National Standards for Social Studies Teachers. High school teachers can engage learners in a sophisticated analysis and reconstruction of the past. Learners can be encouraged to draw upon various forms of data in order to elaborate upon information provided by historical narratives; to distinguish between accepted historical facts and interpretations; to consider multiple perspectives in interpreting the past; to make choices regarding historical sources, drawing from bibliographical studies; and to utilize historical methodologies in analyzing and defending historical arguments.
Virginia Standards of Learning. (USII.5 c) explain the reasons for the United States’ involvement in World War I and its international leadership role at the conclusion of the war.
Have students complete a K/W/L chart (ENCL 1) to determine what they already Know about the First World War/ what they Want to know/ and summarize what they have Learned through the process. As part of the process determine if any students know of relatives who served or may have served during the First World War. Provide examples of veterans whose stories were discovered by family members who knew little or nothing of their service. Explain that each student might have a relative who served about whom they are unaware, and that the project might lead them to discover that family member. All students will have the opportunity to research and relate to a person who served in the war.
Provide a brief outline of the major events of World War I as a reference for the students (ENCL 2). Introduce students to individuals whose combat experience made them famous at the time (Eddie Rickenbacker, Alvin York, and Charles Whittlesey and the “Lost Battalion”) and individuals who went on to greater fame for their roles in the Second World War (George Patton, Douglas MacArthur, George C. Marshall and Harry Truman). Highlight service members such as Henry Johnson whose exploits were lost or forgotten for a time.
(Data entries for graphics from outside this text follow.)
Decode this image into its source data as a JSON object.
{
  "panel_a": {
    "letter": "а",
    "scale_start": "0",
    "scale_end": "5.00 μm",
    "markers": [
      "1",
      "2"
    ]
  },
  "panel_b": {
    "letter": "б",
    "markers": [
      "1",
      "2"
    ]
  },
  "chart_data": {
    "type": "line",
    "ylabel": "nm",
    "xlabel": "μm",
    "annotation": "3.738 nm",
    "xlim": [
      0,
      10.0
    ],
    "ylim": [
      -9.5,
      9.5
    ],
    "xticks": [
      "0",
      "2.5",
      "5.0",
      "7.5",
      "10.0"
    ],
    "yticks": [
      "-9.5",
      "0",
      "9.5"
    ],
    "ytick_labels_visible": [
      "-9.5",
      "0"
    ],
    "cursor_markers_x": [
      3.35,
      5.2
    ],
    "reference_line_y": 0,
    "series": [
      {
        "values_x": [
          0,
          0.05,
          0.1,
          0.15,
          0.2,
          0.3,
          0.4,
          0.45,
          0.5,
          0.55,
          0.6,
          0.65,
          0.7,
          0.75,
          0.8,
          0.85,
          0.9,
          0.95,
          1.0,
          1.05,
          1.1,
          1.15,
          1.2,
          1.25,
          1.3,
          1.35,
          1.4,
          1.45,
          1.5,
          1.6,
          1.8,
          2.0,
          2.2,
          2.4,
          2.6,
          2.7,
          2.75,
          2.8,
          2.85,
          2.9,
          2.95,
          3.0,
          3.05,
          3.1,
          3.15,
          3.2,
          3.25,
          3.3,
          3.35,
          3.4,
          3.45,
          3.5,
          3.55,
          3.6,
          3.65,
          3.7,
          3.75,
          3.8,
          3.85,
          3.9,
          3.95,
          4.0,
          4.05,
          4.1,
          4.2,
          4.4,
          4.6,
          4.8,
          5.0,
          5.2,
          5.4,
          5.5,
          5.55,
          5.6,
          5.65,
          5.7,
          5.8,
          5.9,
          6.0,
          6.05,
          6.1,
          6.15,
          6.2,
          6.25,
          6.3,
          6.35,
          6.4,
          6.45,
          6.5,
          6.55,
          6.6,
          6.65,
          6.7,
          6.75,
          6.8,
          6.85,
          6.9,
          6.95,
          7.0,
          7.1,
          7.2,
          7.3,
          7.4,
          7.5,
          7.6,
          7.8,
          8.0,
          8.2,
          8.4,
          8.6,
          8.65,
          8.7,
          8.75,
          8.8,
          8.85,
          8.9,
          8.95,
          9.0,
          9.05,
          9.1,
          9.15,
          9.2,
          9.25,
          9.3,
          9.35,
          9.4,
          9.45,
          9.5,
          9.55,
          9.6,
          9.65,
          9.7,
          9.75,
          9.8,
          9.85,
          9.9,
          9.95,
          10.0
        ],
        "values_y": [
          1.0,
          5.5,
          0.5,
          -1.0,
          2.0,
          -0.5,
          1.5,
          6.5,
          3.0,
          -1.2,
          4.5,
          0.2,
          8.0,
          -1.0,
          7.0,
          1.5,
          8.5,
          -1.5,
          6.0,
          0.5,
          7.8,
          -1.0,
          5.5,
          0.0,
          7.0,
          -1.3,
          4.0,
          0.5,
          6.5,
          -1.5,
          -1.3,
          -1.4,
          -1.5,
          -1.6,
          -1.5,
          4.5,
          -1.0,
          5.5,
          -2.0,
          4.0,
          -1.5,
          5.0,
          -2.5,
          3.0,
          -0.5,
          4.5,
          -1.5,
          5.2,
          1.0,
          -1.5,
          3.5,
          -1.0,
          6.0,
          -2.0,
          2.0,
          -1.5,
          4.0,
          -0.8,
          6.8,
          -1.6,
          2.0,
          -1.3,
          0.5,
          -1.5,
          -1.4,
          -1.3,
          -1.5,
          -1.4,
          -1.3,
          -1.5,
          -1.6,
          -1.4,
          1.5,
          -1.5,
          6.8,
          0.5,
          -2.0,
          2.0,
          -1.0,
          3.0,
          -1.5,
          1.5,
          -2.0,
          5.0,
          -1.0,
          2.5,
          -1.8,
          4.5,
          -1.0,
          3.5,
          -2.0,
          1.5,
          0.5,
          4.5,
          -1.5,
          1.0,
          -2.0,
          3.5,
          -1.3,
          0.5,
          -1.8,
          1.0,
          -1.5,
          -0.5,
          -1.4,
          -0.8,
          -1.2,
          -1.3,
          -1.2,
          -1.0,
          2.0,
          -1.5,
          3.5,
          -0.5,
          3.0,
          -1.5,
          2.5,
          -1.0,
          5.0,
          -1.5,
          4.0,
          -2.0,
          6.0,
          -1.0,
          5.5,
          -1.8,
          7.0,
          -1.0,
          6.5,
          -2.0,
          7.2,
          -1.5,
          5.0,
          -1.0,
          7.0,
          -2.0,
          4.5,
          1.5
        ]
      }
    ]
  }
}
Explain to the students that unlike the Civil War, most of the records of service for veterans of both the First and Second World Wars were destroyed in a fire in 1973 (ENCL 3) and the only records of many veterans’ service may only exist on grave markers, local community records, or family artifacts. Provide examples of soldiers whose stories have been discovered and made public (ENCL 4) and a personal example of a relative who served (ENCLS 5-7b). Reiterate that the objective of the project is to identify veterans of World War I from the local community and bring their service to light.
Using the K/W/L chart help students brainstorm and develop a list of possible resources to identify World War I veterans from the local area. Guide them to identify resources that might not be familiar to them such as:
– Family members
– Family documents – (primary source and most valuable to students)
– Local veterans’ organizations (American Legion, Veterans of Foreign Wars, Military Order of World Wars, etc.)
– Local historical societies.
– Grave markers in local cemeteries – to include individual names, branch of service and units (ENCL 8).
As part of the project, arrange a visit to local cemeteries to locate veterans’ graves.
Compile a roster of veterans from the area who served in World War I. Use the available information such as dates of service and unit identification to search the internet and other sources to trace the veteran’s experience in the war (e.g. arrival in France, location and dates of training, battle experience, death, or return home). Additionally use the internet to explore the battlefields, cemeteries, and key monuments in France and Belgium to help the students connect the veterans’ experience to what remains today as a reminder of the war.
Collect, organize, and edit the results of the research to record the results of the project. Provide the results to the school (e.g. social studies), local organizations, and other individuals. Build on the project and expand the research to include the record of service of veterans of other wars.
World history teachers can expand this lesson to connect students to other major world events through family members or local individuals who experienced these events (e.g. the aftermath of World War I, the Great Depression, World War II, the Cold War, etc.)
Teachers of state history courses may develop a similar project to help students connect with events in their own region through the experiences of individuals from the local area (e.g. the Revolutionary War, the Civil War and Reconstruction, the Civil Rights Movement, etc.)
Both history and English teachers can collaborate on the project to teach research methods by helping students discover a multitude of unknown or forgotten resources available locally which are connected to major national or world events.
Local Media: Invite the Chatham Star Tribune, Danville Register and Bee, Channel 13, and Station WSLS to cover and/or report on the progress and results of the student’s work.
Local historical organizations (Danville Virginia Historical Society and the Pittsylvania County History Research Center and Library) and veterans’ groups (American Legion Post 325, Veterans of Foreign Wars, Roanoke Chapter of the Military Order of World Wars): Besides utilizing the resources of these organization, partner with them to share the results of the project and expand their records of local history.
National level: Provide the results of the project to the Foreign Policy Research Institute in Philadelphia, Pennsylvania, the First Division Museum at Cantigny Park in Wheaton, Illinois, and the Department of Veterans’ Affairs National Cemetery Administration both as a resource and as a model for similar research projects.